Die Schwangerschaft ist eine wunderbare Gelegenheit, sich selbst mit wohltuenden Körper- und Pflegebehandlungen zu verwöhnen. So läßt sich das Wohlbefinden verbessern, körperliche Veränderungen können positiv begleitet und viele der schwangerschaftsüblichen Beschwerden gelindert werden.

Dieser Blog soll Ihnen ab jetzt auch mit einfachen und zugleich wunderschönen Pflegetipps Lust auf viele kleine und große Wellnessmomente in Ihrem heimischen Bad verschaffen.

Deswegen nehmen Sie sich regelmäßig Ihre ganz persönliche Wellness-Auszeit, denn Pflege, Entspannung und Wohlbefinden werden von Ihrem Ungeborenen gleichermaßen wahrgenommen!

Was ist verlockender, als bei eisigen Temperaturen ein wohltuendes und duftendes Vollbad im angenehm beheizten Badezimmer zu nehmen?

Denn in wenigen Monaten wird die Zeit, die Sie jetzt noch in der Badewanne verbringen können, von Ihrem Baby in Anspruch genommen werden, das seine ganz eigenen Bedürfnisse hat.

Deshalb nutzen Sie die Zeit und genießen ein Bad in warmem - nicht heißem! - Wasser mit unserem wundervollem INTO LIFE Pflegeöl als Badezusatz. Sein Duft aus naturreinen ätherischen Ölen streichelt Ihre Sinne und Ihre Seele.

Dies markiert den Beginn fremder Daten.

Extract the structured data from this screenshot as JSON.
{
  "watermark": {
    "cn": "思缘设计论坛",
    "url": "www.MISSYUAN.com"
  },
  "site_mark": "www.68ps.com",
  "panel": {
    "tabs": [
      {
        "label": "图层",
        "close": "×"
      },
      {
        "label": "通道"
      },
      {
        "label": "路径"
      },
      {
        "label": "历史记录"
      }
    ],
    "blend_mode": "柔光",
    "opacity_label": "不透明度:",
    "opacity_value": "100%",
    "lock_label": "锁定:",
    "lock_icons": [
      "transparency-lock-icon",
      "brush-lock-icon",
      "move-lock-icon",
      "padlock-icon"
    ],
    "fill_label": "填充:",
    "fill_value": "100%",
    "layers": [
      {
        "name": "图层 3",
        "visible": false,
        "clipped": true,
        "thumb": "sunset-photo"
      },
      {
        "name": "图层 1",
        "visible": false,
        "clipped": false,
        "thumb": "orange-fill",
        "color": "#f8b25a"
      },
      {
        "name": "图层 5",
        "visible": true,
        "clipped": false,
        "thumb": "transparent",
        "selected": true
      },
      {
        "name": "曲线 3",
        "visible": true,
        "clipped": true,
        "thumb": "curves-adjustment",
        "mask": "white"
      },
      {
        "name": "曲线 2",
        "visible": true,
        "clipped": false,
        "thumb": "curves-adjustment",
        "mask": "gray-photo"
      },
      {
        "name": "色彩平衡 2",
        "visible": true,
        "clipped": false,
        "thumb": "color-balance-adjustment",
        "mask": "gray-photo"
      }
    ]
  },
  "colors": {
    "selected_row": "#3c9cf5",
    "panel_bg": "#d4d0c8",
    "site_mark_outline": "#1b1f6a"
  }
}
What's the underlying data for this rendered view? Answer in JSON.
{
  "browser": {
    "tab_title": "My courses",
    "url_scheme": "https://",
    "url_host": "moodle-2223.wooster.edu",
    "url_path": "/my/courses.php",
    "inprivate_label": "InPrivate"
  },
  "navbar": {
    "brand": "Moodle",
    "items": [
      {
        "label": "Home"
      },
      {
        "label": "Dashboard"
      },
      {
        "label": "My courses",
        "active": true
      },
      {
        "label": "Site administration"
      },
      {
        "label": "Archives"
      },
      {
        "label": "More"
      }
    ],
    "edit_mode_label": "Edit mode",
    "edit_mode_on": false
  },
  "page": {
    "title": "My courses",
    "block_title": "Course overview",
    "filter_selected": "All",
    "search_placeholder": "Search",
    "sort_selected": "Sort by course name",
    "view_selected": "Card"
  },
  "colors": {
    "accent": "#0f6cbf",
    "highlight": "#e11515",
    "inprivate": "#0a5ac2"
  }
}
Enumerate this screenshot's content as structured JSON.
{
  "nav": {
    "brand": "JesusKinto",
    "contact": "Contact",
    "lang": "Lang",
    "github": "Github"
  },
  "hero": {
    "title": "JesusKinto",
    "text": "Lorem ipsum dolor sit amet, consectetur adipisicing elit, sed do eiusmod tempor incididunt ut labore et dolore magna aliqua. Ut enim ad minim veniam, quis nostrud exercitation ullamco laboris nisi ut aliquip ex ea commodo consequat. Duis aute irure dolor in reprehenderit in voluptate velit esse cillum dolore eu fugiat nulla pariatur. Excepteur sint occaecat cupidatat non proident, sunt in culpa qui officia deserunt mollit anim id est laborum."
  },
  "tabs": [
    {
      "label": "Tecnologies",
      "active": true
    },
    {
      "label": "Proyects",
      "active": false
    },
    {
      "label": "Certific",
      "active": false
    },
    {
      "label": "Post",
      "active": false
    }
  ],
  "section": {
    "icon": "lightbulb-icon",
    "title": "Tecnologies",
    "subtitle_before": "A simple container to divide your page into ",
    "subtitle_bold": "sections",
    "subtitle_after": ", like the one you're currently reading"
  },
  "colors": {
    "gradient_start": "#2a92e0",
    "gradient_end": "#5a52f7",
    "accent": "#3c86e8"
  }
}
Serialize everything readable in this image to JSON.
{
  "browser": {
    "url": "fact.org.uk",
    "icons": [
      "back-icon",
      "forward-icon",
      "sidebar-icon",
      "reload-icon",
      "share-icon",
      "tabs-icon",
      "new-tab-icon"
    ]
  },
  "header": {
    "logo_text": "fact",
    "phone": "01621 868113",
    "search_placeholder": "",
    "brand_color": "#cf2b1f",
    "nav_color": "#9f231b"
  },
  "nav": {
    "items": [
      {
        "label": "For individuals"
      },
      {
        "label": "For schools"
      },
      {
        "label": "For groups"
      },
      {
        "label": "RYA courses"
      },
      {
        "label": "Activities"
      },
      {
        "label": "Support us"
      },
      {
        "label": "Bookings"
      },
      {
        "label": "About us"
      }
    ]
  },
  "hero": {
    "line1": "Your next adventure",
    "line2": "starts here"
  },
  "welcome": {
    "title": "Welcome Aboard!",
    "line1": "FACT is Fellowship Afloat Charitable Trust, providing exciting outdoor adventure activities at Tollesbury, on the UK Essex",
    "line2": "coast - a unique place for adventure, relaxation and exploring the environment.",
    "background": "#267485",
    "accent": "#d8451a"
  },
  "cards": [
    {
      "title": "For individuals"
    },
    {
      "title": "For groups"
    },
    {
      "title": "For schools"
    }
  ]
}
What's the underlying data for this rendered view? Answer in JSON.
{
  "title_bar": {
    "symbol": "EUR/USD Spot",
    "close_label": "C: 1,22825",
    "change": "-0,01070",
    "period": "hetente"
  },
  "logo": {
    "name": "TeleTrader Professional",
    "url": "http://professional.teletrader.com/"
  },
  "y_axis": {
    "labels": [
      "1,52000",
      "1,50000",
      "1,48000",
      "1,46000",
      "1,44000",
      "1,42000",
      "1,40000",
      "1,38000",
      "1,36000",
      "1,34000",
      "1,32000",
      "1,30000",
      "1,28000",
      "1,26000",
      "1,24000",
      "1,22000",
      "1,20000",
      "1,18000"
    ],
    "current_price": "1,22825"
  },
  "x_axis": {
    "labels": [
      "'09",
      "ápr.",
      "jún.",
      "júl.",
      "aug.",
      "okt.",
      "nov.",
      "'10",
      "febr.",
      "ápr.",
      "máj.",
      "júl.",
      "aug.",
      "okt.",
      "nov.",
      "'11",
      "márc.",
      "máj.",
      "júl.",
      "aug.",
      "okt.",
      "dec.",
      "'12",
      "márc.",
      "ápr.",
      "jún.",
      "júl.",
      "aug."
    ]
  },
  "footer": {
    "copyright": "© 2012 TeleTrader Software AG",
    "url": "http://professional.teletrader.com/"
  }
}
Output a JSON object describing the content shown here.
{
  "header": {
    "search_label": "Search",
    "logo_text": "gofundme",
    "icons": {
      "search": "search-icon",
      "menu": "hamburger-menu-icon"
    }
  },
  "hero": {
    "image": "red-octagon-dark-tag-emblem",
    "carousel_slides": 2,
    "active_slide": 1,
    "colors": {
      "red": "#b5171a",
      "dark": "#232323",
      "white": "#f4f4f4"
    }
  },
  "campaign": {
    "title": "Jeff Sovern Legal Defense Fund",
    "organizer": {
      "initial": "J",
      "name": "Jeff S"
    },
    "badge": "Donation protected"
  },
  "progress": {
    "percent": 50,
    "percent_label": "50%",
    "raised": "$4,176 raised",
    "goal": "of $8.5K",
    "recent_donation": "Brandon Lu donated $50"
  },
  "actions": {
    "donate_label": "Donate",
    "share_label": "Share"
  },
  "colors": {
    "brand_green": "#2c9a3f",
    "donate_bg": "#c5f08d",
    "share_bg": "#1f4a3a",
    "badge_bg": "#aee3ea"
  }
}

Seien Sie unbesorgt: Natürlich dürfen Sie in der Schwangerschaft baden, soviel Sie wollen, so oft Sie wollen, so lange Sie wollen. Nur die Temperatur sollte eher mäßig warm sein (unter 39 Grad - wenn Sie unsicher sind, einmal mit dem Thermometer checken, um zu wissen, "wie sich etwa 39 Grad anfühlen")

Für ein INTO LIFE Wellness-Bad benötigen Sie:

  • 1EL INTO LIFE- Pflegendes Körperöl
  • 1Tasse Milch/ Sahne (als Emulgator für das Öl)
  • jede Menge Teelichter


Bevor Sie in die Wanne steigen, gönnen Sie sich eine Trockenmassage mit einem Luffahandschuh, das regt die Durchblutung an und entfernt zudem noch kleine trockene Hautschüppchen.

Kräftige Massagebewegungen am Po und unterem Rücken tun zudem auch noch unglaublich gut!

Kuscheln Sie sich nach Ihrem Bad in ein großes, auf der Heizung vorgewärmtes, Handtuch ein und machen es sich noch bei einer Tasse Ihres Lieblings-INTO LIFE-TEEs gemütlich.

Durch das Öl wird ein eincremen nicht mehr nötig sein und falls doch, dann rundet eine kleine Ganzkörpereinölung das Beauty-Programm noch ab.

Sollten Sie keine Badewanne zu Hause haben oder zur Zeit auf ausgiebige Wannenbäder verzichten wollen, dann gönnen Sie sich doch mal eine kräftige Abreibung mit einem Zuckerpeeling.

Für ein INTO LIFE Zuckerpeeling benötigen Sie:

  • ¾ Tasse braunen Zucker
  • ½ EL Honig
  • ¼ Tasse Pflegendes Körperöl
  • 1/8 Tasse Sahne/Milch

(reicht für 1-2 Anwendungen, je nachdem wie umfangreich Ihr Bauch schon ist)

Geben Sie alle Zutaten in eine Schüssel und rühren Sie gründlich um.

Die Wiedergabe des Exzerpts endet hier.